This is a railroad bridge that has been abandoned in its open position since 1994. This bridge is slated for demolition, largely thanks to the U.S. Coast Guard which has demanded the demolition of this bridge for years, without giving fair consideration to the historic value of the bridge and community support for preserving the bridge. For years, preservationists have fought to keep this bridge standing, and avoid demolition. The bridge is not in the way of any replacement structure. It is not in danger of collapse, and in fact the Section 106 process revealed that the bridge was in "excellent" condition.
The U.S. Coast guard has a dysfunctional and wasteful policy that states that the Coast Guard will seek the demolition of any bridge over waterways it has jurisdiction over if said bridge is not "functioning as a bridge" which essentially includes abandoned bridges. This policy is dysfunctional and wasteful because it does not take into account the value of historic bridges, even those historic bridges not open to traffic. There is value and purpose to leaving such bridges standing. The Coast Guard claims that the bridge is an obstruction to navigation. However, this bridge has been standing for over a century. If it truly were an obstruction it would have been replaced long ago. There have been no recent changes in size or quantity of boats on this waterway. In fact, the bridge may serve to calm the speed of recreational craft roaring into the river off of the Lake.

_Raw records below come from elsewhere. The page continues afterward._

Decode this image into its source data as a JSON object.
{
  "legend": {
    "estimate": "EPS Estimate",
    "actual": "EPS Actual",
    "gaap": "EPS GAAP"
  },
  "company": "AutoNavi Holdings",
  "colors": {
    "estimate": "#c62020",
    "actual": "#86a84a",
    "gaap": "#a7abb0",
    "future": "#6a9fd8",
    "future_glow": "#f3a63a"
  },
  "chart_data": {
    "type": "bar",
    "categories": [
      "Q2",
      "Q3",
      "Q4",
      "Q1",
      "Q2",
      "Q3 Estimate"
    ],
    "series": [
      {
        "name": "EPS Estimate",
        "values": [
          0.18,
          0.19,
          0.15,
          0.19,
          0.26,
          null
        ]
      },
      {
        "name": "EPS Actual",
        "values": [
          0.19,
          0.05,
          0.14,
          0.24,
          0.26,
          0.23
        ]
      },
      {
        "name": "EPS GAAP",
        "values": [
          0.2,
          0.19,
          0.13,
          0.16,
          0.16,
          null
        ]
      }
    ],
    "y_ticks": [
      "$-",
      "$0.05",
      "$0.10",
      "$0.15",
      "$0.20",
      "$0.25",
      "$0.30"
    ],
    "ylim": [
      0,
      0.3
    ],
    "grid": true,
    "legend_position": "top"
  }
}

Another issue supposedly hindering preservation was the possible presence of asbestos on the bridge. Such materials would be isolated, and confined to things like the bridge tender house. These items could be removed from the bridge. The metal trusses themselves, the historically significant part of the bridge, are made of steel, not asbestos. Also, asbestos would have to be abated during demolition anyway, so this is no more a barrier to preservation than to demolition.
The story of this bridge could have been improved if the bridge were relocated to a new location, even if set on land as a non-functional exhibit. This would remove the bridge from the water, eliminating the perceived navigational obstruction, while also preserving the historically significant trusses. Perhaps moved onto land as a non-functional exhibit might even be nicer, since people could walk up to the bridge and see it up close. However, the current plan failed to even save the bridge in this manner. The shortsighted and wasteful decision of demolition will reduce this historic bridge "in excellent condition" to nothing more than a pile of scrap metal.
This historic bridge has been demolished. This map is shown for reference purposes only.